La pathologie dont Ardi est atteint ne laisse certes pas espérer de survie à long terme. Ardi va mourir, mais sans les soins adaptés, il mourra plus vite, et dans des conditions inacceptables de faim et de douleurs.

Depuis plus d'un an, le comité de soutien à Ardi et sa famille tente d'interpeller les autorités et d'alerter l'opinion - on trouvera tous les détails des actions entreprises sur le blog de Ardi tenu depuis le 8 mai 2010. Il se heurte à un mur bétonné de silence et d'indifférence qui commence à peine à se lézarder...

La dernière action en date, épaulée activement (enfin !) par le Réseau Education Sans Frontières, a eu lieu le 7 juillet, le jour même choisi par l'UMP pour tenir convention sur "les défis l'immigration". Commencée aux abords de l'Assemblée Nationale, où, pour reprendre l'expression de Marine Turchi et Carine Fouteau dans Médiapart, les militants et les élus pouvaient "se lâcher", la journée s'est achevée par l'accrochage symbolique d'une affiche appelant au retour d'Ardi sur les grilles du siège du Conseil Régional d'Ile de France.

Au 57 rue de Babylone, Paris VIIe.

La presse n'a pas fait grand cas de cette manifestation.

Curieusement c'est dans l'Express que l'on trouve une courte vidéo, introduite par :

En marge de la convention que tenait ce jeudi l'UMP sur l'immigration à l'Assemblée nationale, un rassemblement symbolique était organisé ce jeudi 7 juillet afin d'interpeller le parti majoritaire sur le destin d'Ardi Vrenezi, adolescent polyhandicapé expulsé vers le Kosovo il y a un an.

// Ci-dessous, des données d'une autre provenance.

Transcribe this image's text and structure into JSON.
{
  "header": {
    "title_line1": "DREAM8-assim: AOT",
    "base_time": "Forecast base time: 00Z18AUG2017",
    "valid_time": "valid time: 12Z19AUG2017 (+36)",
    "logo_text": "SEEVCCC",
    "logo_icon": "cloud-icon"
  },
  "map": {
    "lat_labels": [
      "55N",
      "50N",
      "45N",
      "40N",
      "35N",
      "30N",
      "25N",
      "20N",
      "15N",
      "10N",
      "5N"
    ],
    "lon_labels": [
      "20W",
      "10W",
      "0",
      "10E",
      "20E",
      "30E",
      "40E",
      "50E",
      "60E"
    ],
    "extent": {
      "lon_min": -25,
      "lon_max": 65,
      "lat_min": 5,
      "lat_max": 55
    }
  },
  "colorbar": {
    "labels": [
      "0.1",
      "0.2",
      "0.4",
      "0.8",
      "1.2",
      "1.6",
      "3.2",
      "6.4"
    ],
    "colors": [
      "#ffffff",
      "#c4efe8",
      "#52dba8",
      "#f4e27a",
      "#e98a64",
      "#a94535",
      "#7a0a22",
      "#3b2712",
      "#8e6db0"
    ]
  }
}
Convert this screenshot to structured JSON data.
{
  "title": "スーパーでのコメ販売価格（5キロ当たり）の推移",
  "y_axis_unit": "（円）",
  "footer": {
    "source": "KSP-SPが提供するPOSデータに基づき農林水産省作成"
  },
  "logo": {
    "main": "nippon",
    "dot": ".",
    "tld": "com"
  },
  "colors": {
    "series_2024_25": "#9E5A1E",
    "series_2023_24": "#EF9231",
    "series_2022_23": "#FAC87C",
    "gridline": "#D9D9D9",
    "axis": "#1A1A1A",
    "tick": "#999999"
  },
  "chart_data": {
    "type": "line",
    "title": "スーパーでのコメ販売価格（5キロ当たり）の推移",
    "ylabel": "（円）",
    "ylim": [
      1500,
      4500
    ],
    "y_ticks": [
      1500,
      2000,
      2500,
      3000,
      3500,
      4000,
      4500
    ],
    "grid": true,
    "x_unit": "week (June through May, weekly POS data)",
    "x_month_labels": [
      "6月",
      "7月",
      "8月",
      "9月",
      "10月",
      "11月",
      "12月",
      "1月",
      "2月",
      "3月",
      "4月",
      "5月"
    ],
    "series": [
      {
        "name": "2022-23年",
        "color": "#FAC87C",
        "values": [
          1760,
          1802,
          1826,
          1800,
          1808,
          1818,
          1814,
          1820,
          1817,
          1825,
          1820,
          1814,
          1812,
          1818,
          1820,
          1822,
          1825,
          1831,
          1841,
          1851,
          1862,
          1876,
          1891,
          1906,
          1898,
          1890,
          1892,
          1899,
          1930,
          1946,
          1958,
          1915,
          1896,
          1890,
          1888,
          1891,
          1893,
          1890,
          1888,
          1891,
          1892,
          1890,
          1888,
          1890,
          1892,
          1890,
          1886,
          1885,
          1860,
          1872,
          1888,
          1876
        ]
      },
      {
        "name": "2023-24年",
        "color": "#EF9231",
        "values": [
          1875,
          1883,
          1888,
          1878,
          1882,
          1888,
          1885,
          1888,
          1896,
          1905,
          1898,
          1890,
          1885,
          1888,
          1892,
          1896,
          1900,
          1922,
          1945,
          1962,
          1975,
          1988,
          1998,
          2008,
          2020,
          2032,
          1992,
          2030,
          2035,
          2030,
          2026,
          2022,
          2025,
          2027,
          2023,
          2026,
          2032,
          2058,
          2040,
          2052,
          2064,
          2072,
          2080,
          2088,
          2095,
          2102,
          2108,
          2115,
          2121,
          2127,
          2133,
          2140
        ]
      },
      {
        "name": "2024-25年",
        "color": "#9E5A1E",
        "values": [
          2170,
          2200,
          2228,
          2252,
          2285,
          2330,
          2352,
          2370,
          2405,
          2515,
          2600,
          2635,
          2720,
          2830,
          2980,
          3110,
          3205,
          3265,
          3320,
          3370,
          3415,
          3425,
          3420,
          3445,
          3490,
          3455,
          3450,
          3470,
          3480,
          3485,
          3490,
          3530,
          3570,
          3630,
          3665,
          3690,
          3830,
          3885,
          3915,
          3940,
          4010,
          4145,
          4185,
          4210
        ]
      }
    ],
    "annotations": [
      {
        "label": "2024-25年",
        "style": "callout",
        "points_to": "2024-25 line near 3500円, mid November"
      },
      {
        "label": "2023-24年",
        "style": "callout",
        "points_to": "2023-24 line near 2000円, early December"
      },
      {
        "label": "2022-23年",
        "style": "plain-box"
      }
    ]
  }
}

Gino Delmas et Aurélien Chartendrault, qui ont réalisé ce reportage, ont sans doute voulu, par souci d'équilibre journalistique, donner la parole à quelques fervents défenseurs de la politique gouvernementale - ce sont des choses qui se font, dans la presse -, aussi pouvons nous voir et entendre messieurs Lionnel Luca (à 1 min 30 sec) et Claude Goasguen (à 2 min 04 sec).

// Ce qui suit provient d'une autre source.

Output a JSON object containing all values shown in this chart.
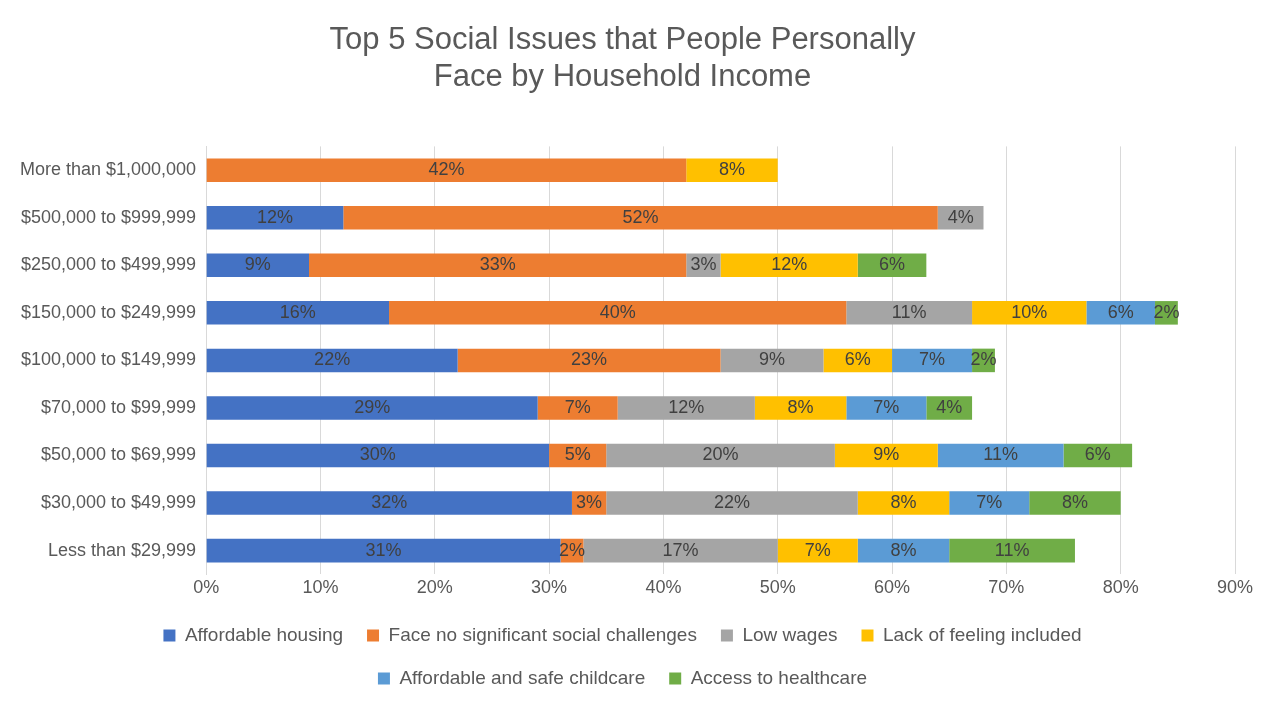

L'un n'est au courant de rien - et puis il semble si pressé de rejoindre ses amis vrais amateurs de saucissonnage qu'il ne peut s'attarder -, et l'autre, peut-être pas plus informé, professe une foi très touchante dans le dogme républicain de l'infaillibilité préfectorale...

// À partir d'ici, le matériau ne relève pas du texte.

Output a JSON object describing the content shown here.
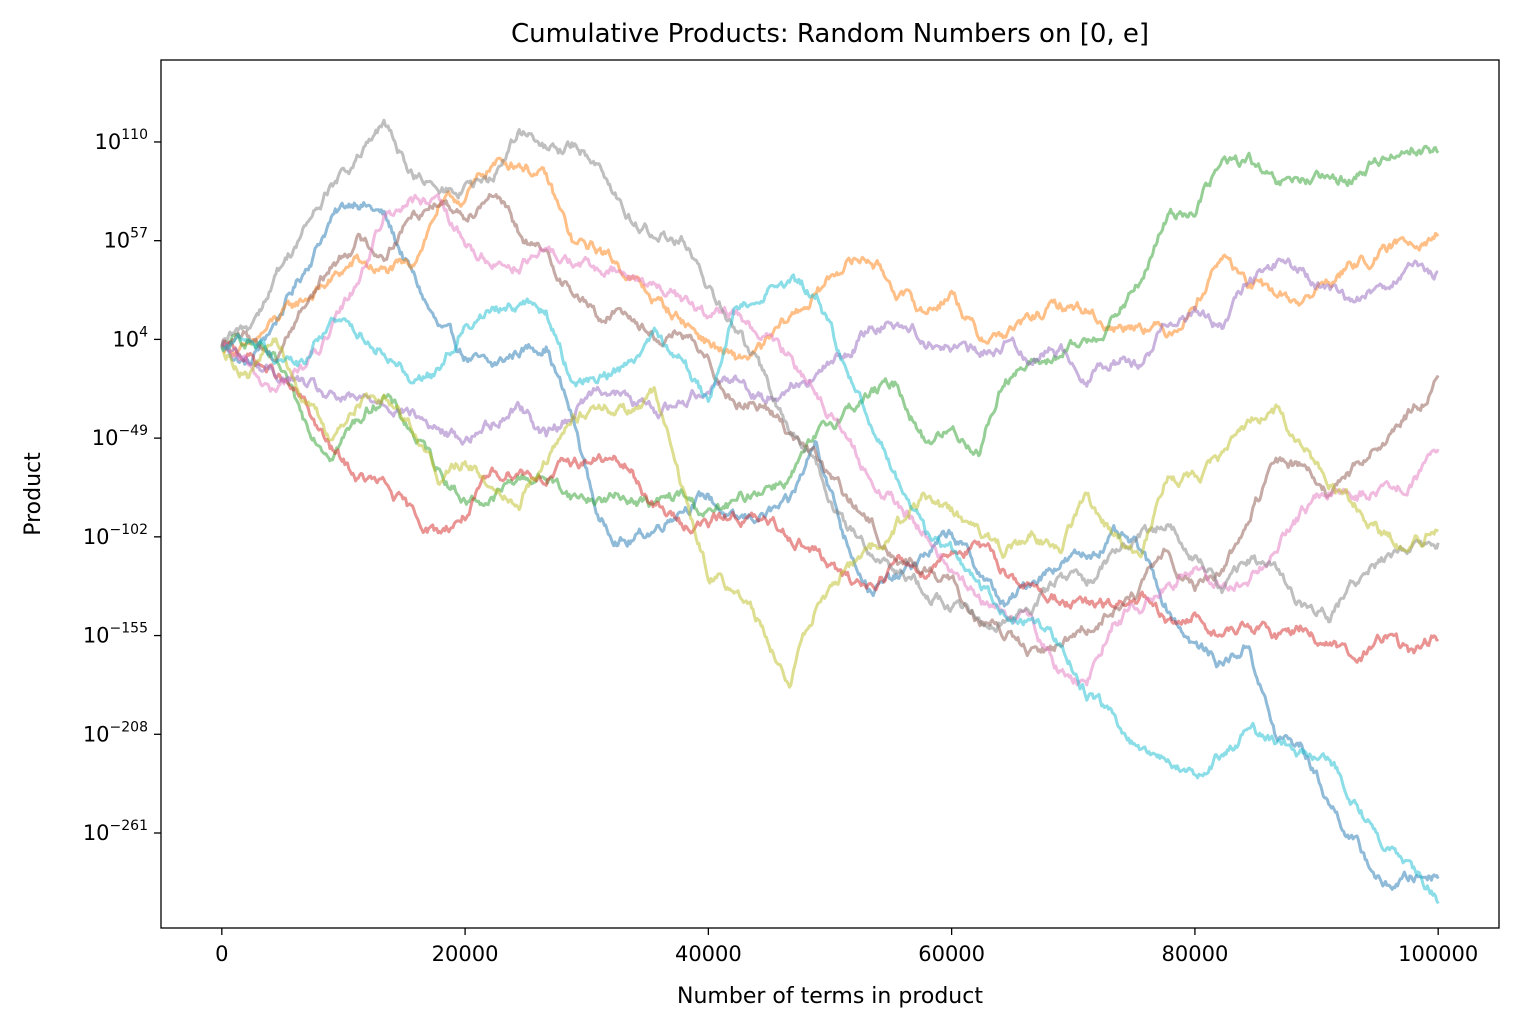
{
  "chart_data": {
    "type": "line",
    "title": "Cumulative Products: Random Numbers on [0, e]",
    "xlabel": "Number of terms in product",
    "ylabel": "Product",
    "x_ticks": [
      0,
      20000,
      40000,
      60000,
      80000,
      100000
    ],
    "y_scale": "log",
    "y_tick_exponents": [
      110,
      57,
      4,
      -49,
      -102,
      -155,
      -208,
      -261
    ],
    "y_tick_base": "10",
    "xlim": [
      -5000,
      105000
    ],
    "ylim_log10": [
      -312,
      154
    ],
    "grid": false,
    "legend": "none",
    "series": [
      {
        "color": "#1f77b4",
        "log10_values": [
          0,
          -10,
          14,
          40,
          68,
          80,
          70,
          40,
          10,
          -5,
          -12,
          -2,
          2,
          -40,
          -95,
          -105,
          -98,
          -85,
          -80,
          -95,
          -90,
          -86,
          -50,
          -100,
          -130,
          -125,
          -112,
          -100,
          -120,
          -140,
          -125,
          -115,
          -112,
          -102,
          -110,
          -140,
          -160,
          -170,
          -160,
          -210,
          -215,
          -245,
          -268,
          -290,
          -285,
          -282
        ]
      },
      {
        "color": "#ff7f0e",
        "log10_values": [
          0,
          -2,
          14,
          25,
          35,
          46,
          40,
          43,
          75,
          80,
          98,
          100,
          90,
          55,
          52,
          40,
          25,
          15,
          3,
          -8,
          -2,
          15,
          28,
          45,
          48,
          30,
          18,
          30,
          5,
          7,
          15,
          22,
          20,
          10,
          14,
          8,
          23,
          50,
          33,
          28,
          24,
          36,
          45,
          50,
          58,
          62
        ]
      },
      {
        "color": "#2ca02c",
        "log10_values": [
          0,
          4,
          -10,
          -40,
          -55,
          -40,
          -25,
          -45,
          -65,
          -82,
          -82,
          -70,
          -70,
          -80,
          -82,
          -80,
          -85,
          -80,
          -90,
          -85,
          -75,
          -70,
          -50,
          -35,
          -25,
          -20,
          -50,
          -45,
          -55,
          -15,
          -10,
          -5,
          2,
          15,
          35,
          70,
          75,
          98,
          100,
          85,
          90,
          88,
          92,
          102,
          108,
          105
        ]
      },
      {
        "color": "#d62728",
        "log10_values": [
          0,
          -5,
          -15,
          -30,
          -55,
          -70,
          -75,
          -90,
          -100,
          -90,
          -70,
          -65,
          -70,
          -62,
          -60,
          -65,
          -85,
          -95,
          -95,
          -90,
          -95,
          -100,
          -110,
          -125,
          -128,
          -115,
          -120,
          -108,
          -108,
          -120,
          -130,
          -135,
          -140,
          -140,
          -135,
          -150,
          -145,
          -155,
          -150,
          -155,
          -150,
          -160,
          -170,
          -155,
          -165,
          -155
        ]
      },
      {
        "color": "#9467bd",
        "log10_values": [
          0,
          -8,
          -15,
          -20,
          -28,
          -30,
          -28,
          -35,
          -45,
          -50,
          -40,
          -30,
          -48,
          -35,
          -20,
          -28,
          -35,
          -30,
          -20,
          -15,
          -28,
          -20,
          -15,
          -5,
          10,
          15,
          5,
          0,
          -5,
          2,
          -5,
          0,
          -15,
          -5,
          -10,
          15,
          20,
          10,
          35,
          45,
          40,
          28,
          25,
          35,
          40,
          38
        ]
      },
      {
        "color": "#8c564b",
        "log10_values": [
          0,
          5,
          -5,
          22,
          42,
          58,
          50,
          70,
          80,
          72,
          85,
          60,
          48,
          30,
          15,
          20,
          5,
          8,
          -10,
          -28,
          -30,
          -45,
          -60,
          -80,
          -95,
          -115,
          -118,
          -128,
          -145,
          -155,
          -165,
          -160,
          -150,
          -140,
          -130,
          -110,
          -130,
          -120,
          -95,
          -60,
          -65,
          -80,
          -65,
          -50,
          -35,
          -20
        ]
      },
      {
        "color": "#e377c2",
        "log10_values": [
          0,
          -12,
          -25,
          -10,
          5,
          35,
          70,
          80,
          75,
          55,
          45,
          45,
          50,
          46,
          40,
          38,
          35,
          25,
          15,
          18,
          5,
          -5,
          -22,
          -48,
          -72,
          -85,
          -100,
          -120,
          -135,
          -145,
          -150,
          -175,
          -180,
          -145,
          -140,
          -125,
          -120,
          -130,
          -125,
          -110,
          -90,
          -75,
          -80,
          -75,
          -70,
          -60
        ]
      },
      {
        "color": "#7f7f7f",
        "log10_values": [
          0,
          10,
          38,
          62,
          85,
          100,
          118,
          95,
          82,
          85,
          88,
          118,
          105,
          108,
          100,
          70,
          60,
          58,
          30,
          10,
          -15,
          -45,
          -65,
          -95,
          -110,
          -120,
          -130,
          -140,
          -145,
          -145,
          -140,
          -125,
          -125,
          -110,
          -100,
          -95,
          -110,
          -130,
          -115,
          -120,
          -140,
          -145,
          -125,
          -115,
          -110,
          -105
        ]
      },
      {
        "color": "#bcbd22",
        "log10_values": [
          0,
          -15,
          5,
          -25,
          -50,
          -30,
          -25,
          -40,
          -70,
          -60,
          -75,
          -80,
          -60,
          -40,
          -30,
          -35,
          -25,
          -75,
          -120,
          -130,
          -150,
          -180,
          -140,
          -120,
          -110,
          -95,
          -80,
          -90,
          -100,
          -110,
          -100,
          -110,
          -80,
          -100,
          -110,
          -70,
          -70,
          -60,
          -40,
          -35,
          -55,
          -72,
          -85,
          -100,
          -110,
          -95
        ]
      },
      {
        "color": "#17becf",
        "log10_values": [
          0,
          5,
          -5,
          -10,
          15,
          8,
          0,
          -15,
          -15,
          15,
          20,
          25,
          18,
          -20,
          -15,
          -10,
          10,
          -5,
          -30,
          20,
          30,
          35,
          28,
          -10,
          -40,
          -70,
          -100,
          -110,
          -130,
          -140,
          -145,
          -160,
          -185,
          -200,
          -220,
          -225,
          -230,
          -218,
          -205,
          -215,
          -220,
          -220,
          -245,
          -270,
          -278,
          -295
        ]
      }
    ]
  }
}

(Pardon pour les publicités qui m'ont été imposées... )



PS : Pour signer l'appel RESF, c'est à cette adresse.

Et pour lire La lettre d'Ardi Vrenezi, qui fait le point sur la situation, c'est à cette autre adresse.

4 commentaires:

Sylvie Favaro infirmière diplômée de l'Etat Français!!!! a dit…

Le beau pays des droits de l'Homme affiche de façon choquante et scandaleuse une méconnaissance totale du handicap et du polyhandicap! Et nous, les professionnels entourant ces personnes, sommes entièrement niés dans nos fonctions! "Promouvoir la vie" fait partie intégrante du cursus infirmier! L'expulsion d'Ardi est un crime!

Guy M. a dit…

Cynisme criminel d'un État garantissant des diplômes et des qualifications dont sa politique interdit l'exercice plein et entier...

Mais il faut vous dire aussi à quel point il est réconfortant de vous voir encore, un an après, aux côtés du gamin qui a été privé de vos soins.

Favaro Sylvie infirmière diplômée d'Etat de l'Etat français!!! a dit…

Se sont les autres enfants qui ne me font pas baisser les bras! Nous, entièrement indépendants dans nos gestes et eux totalement dépendants des nôtres! Comment est-ce possible de les ignorer à ce point! Prendre la défense des faibles ne peut que faire grandir... Que les plus petits se le disent! Merci à vous d'être encore présent également.

Guy M. a dit…

Et j'espère bien être présent pour le retour de la famille Vrenezi.